Arif menjelaskan, berdasarkan temuan Badan Pemeriksa Keuangan (BPK) pada 2010, potensi ketidakhematan belanja negara diakibatkan oleh penggunaan input dengan harga atau kuantitas/kualitas yang lebih tinggi dari standar, kuantitas/kualitas yang melebihi kebutuhan, dan harga yang lebih mahal dibandingkan dengan penggadaan serupa pada waktu yang sama.
"Untuk itu penataan ulang/audit perencanaan anggaran diperlukan, yang kemudian harus diperkuat dengan pengawasan dan pengendalian," katanya.

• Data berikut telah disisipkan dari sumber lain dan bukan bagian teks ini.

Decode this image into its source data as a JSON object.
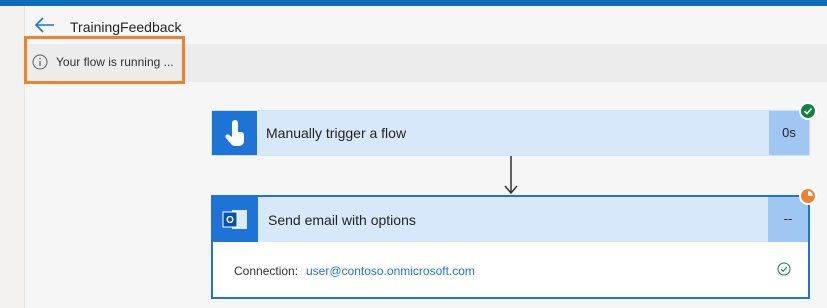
{
  "header": {
    "title": "TrainingFeedback"
  },
  "notice": {
    "text": "Your flow is running ..."
  },
  "steps": [
    {
      "label": "Manually trigger a flow",
      "duration": "0s",
      "status": "succeeded"
    },
    {
      "label": "Send email with options",
      "duration": "--",
      "status": "running",
      "connection_label": "Connection:",
      "connection_value": "user@contoso.onmicrosoft.com"
    }
  ],
  "icons": {
    "back": "arrow-left-icon",
    "info": "info-icon",
    "trigger": "touch-hand-icon",
    "outlook": "outlook-icon",
    "success": "check-circle-icon",
    "running": "clock-icon"
  },
  "colors": {
    "accent": "#1e73d6",
    "highlight": "#f0812f",
    "success": "#13823f"
  }
}
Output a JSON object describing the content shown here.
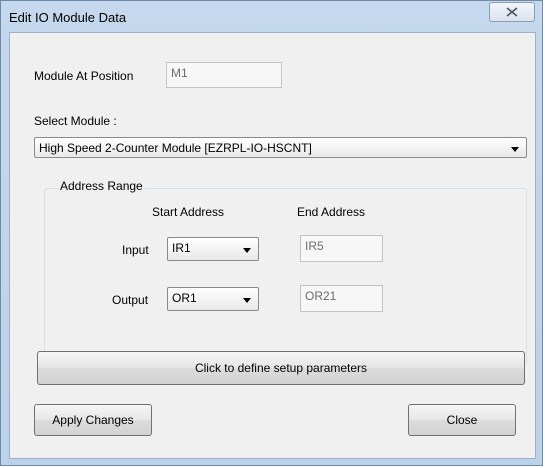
{
  "window": {
    "title": "Edit IO Module Data"
  },
  "module_position": {
    "label": "Module At Position",
    "value": "M1"
  },
  "select_module": {
    "label": "Select Module :",
    "value": "High Speed 2-Counter Module [EZRPL-IO-HSCNT]"
  },
  "address_range": {
    "title": "Address Range",
    "start_header": "Start Address",
    "end_header": "End Address",
    "input": {
      "label": "Input",
      "start": "IR1",
      "end": "IR5"
    },
    "output": {
      "label": "Output",
      "start": "OR1",
      "end": "OR21"
    }
  },
  "buttons": {
    "setup": "Click to define setup parameters",
    "apply": "Apply Changes",
    "close": "Close"
  },
  "colors": {
    "title_bar": "#bcd1ea",
    "client_bg": "#f0f0f0"
  }
}
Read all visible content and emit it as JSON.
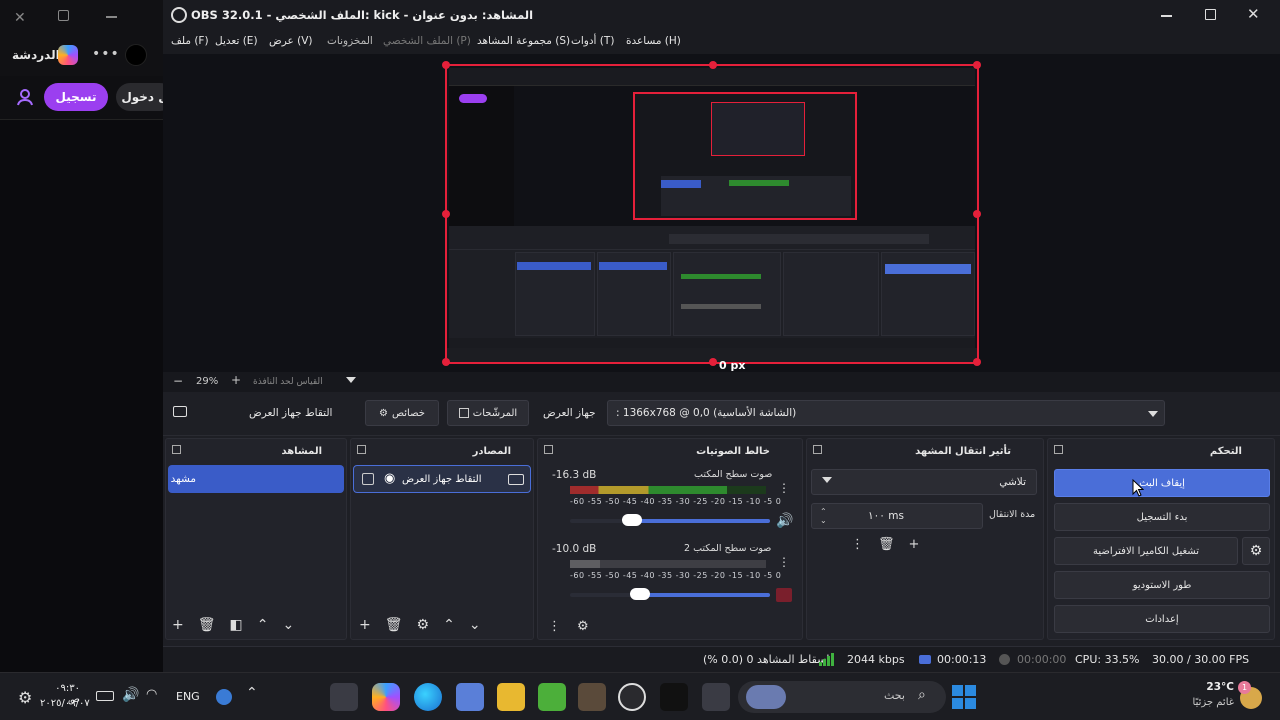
{
  "browser": {
    "chat_label": "الدردشة",
    "signup_label": "تسجيل",
    "login_label": "ل دخول"
  },
  "obs": {
    "title": "OBS 32.0.1 - الملف الشخصي: kick - المشاهد: بدون عنوان",
    "menu": [
      "ملف (F)",
      "تعديل (E)",
      "عرض (V)",
      "المخزونات",
      "الملف الشخصي (P)",
      "مجموعة المشاهد (S)",
      "أدوات (T)",
      "مساعدة (H)"
    ],
    "preview_px": "0 px",
    "zoom": {
      "value": "29%",
      "fit_label": "القياس لحد النافذة"
    },
    "source_toolbar": {
      "source_name": "التقاط جهاز العرض",
      "properties_label": "خصائص",
      "filters_label": "المرشّحات",
      "display_label": "جهاز العرض",
      "display_value": "(الشاشة الأساسية) 1366x768 @ 0,0 :"
    },
    "docks": {
      "scenes": {
        "title": "المشاهد",
        "items": [
          "مشهد"
        ]
      },
      "sources": {
        "title": "المصادر",
        "items": [
          "التقاط جهاز العرض"
        ]
      },
      "mixer": {
        "title": "خالط الصوتيات",
        "channels": [
          {
            "name": "صوت سطح المكتب",
            "db": "-16.3 dB",
            "level": 0.8,
            "volume": 0.86
          },
          {
            "name": "صوت سطح المكتب 2",
            "db": "-10.0 dB",
            "level": 0.0,
            "volume": 0.9
          }
        ],
        "ticks": "-60 -55 -50 -45 -40 -35 -30 -25 -20 -15 -10 -5 0"
      },
      "transitions": {
        "title": "تأثير انتقال المشهد",
        "selected": "تلاشي",
        "duration_label": "مدة الانتقال",
        "duration_value": "١٠٠ ms"
      },
      "controls": {
        "title": "التحكم",
        "stop_stream": "إيقاف البث",
        "start_recording": "بدء التسجيل",
        "virtual_camera": "تشغيل الكاميرا الافتراضية",
        "studio_mode": "طور الاستوديو",
        "settings": "إعدادات"
      }
    },
    "status": {
      "dropped": "إسقاط المشاهد 0 (0.0 %)",
      "bitrate": "2044 kbps",
      "stream_time": "00:00:13",
      "rec_time": "00:00:00",
      "cpu": "CPU: 33.5%",
      "fps": "30.00 / 30.00 FPS"
    }
  },
  "taskbar": {
    "time": "٠٩:٣٠ ص",
    "date": "٢٠٢٥/٠٩/٠٧",
    "lang": "ENG",
    "search_placeholder": "بحث",
    "weather_temp": "23°C",
    "weather_desc": "غائم جزئيًا",
    "notification_count": "1"
  },
  "colors": {
    "accent": "#4a6ed8",
    "live_red": "#e5203a",
    "kick_purple": "#8a2be2",
    "meter_green": "#2e8a2e",
    "meter_yellow": "#b39a2b",
    "meter_red": "#a02c2c"
  }
}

Sebelumnya Koalisi untuk APBN Kesejahteraan menilai bahwa penyusunan RAPBN 2011 kurang berkaitan langsung dengan upaya peningkatan kesejahteraan rakyat. Koalisi Lembaga swadaya masyarakat (LSM) itu mengungkapkan bahwa dalam APBN 2011 akan ada pengadaan 4.041 kendaraan dinas roda empat dan roda dua senilai Rp 32,572 miliar di 20 kementerian/lembaga (K/L).

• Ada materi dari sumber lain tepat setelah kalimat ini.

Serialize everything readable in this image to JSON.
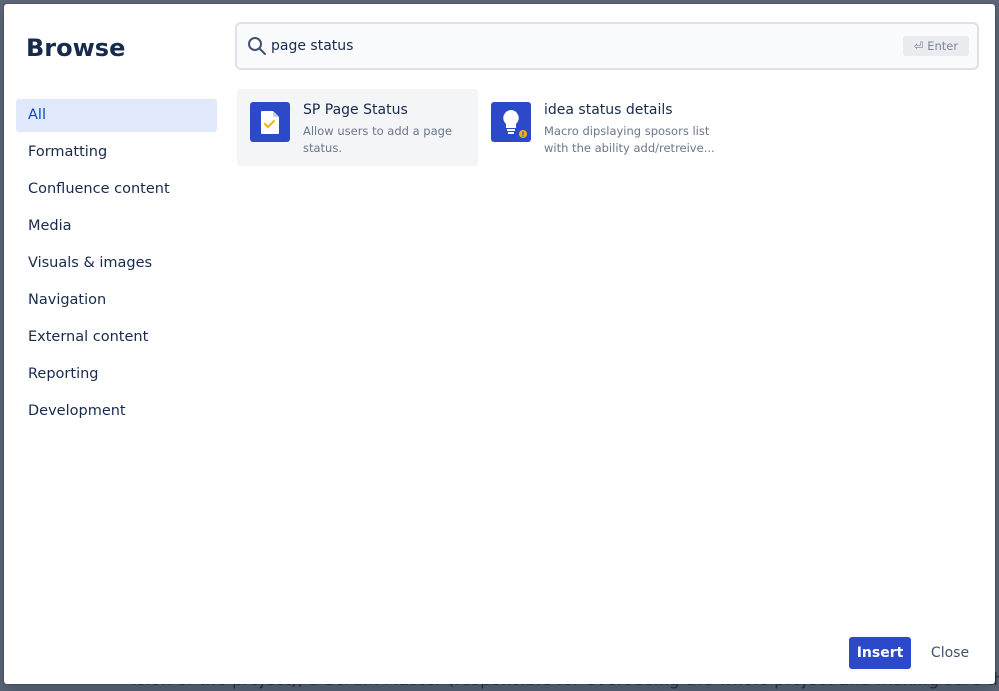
{
  "background": {
    "partial_text": "ision of the project), a Scrum Master (responsible for overseeing the whole project and making sure the"
  },
  "dialog": {
    "title": "Browse"
  },
  "sidebar": {
    "items": [
      {
        "label": "All",
        "active": true
      },
      {
        "label": "Formatting"
      },
      {
        "label": "Confluence content"
      },
      {
        "label": "Media"
      },
      {
        "label": "Visuals & images"
      },
      {
        "label": "Navigation"
      },
      {
        "label": "External content"
      },
      {
        "label": "Reporting"
      },
      {
        "label": "Development"
      }
    ]
  },
  "search": {
    "value": "page status",
    "enter_hint": "⏎ Enter"
  },
  "results": [
    {
      "title": "SP Page Status",
      "desc_line1": "Allow users to add a page",
      "desc_line2": "status.",
      "icon": "page-status-icon"
    },
    {
      "title": "idea status details",
      "desc_line1": "Macro dipslaying sposors list",
      "desc_line2": "with the ability add/retreive...",
      "icon": "lightbulb-icon"
    }
  ],
  "footer": {
    "insert_label": "Insert",
    "close_label": "Close"
  },
  "colors": {
    "accent": "#2c49c9",
    "active_bg": "#dfe9fb",
    "active_text": "#0c48c2",
    "text": "#172b4d",
    "muted": "#6b778c"
  }
}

Pengadaan kendaraan tersebut ditengarai sebagai lahan subur korupsi. Apalagi, mengingat berdasarkan Perpres Nomor 54 tahun 2010 tentang Pengadaan Barang/Jasa, pengadaan kendaraan dinas dapat dilakukan dengan penunjukan langsung. Penelusuran LSM itu juga mengungkapkan ditemukan banyak standar biaya kendaraan dinas yang melebihi standar biaya yang ditetapkan Peraturan Menteri Keuangan (PMK) nomor 100 tahun 2010 tentang Standar Biaya Umum.
Sebagai contoh, di BPK akan diadakan 49 unit kendaraan dinas dengan nilai Rp 24,8 miliar, atau (dengan harga) per unit Rp 506,6 juta. Padahal berdasarkan PMK, standar biaya pengadaan kendaraan setingkat eselon I hanya Rp 400 juta. Koalisi LSM itu juga menyorot pengadaan setidaknya 3.109 notebook atau komputer senilai Rp 32,5 miliar di tujuh K/L pada 2011.
Padahal aset berupa notebook dan komputer adalah aset yang paling sulit untuk diidentifikasi keberadaannya, sehingga dinilai sangat rawan korupsi. Koalisi LSM itu juga menilai RAPBN 2011 rawan pemborosan karena senilai Rp 6,1 triliun belanja modal dalam RAPBN 2011 disebutkan akan terserap hanya untuk perawatan dan pengadaan gedung kantor atau rumah dinas.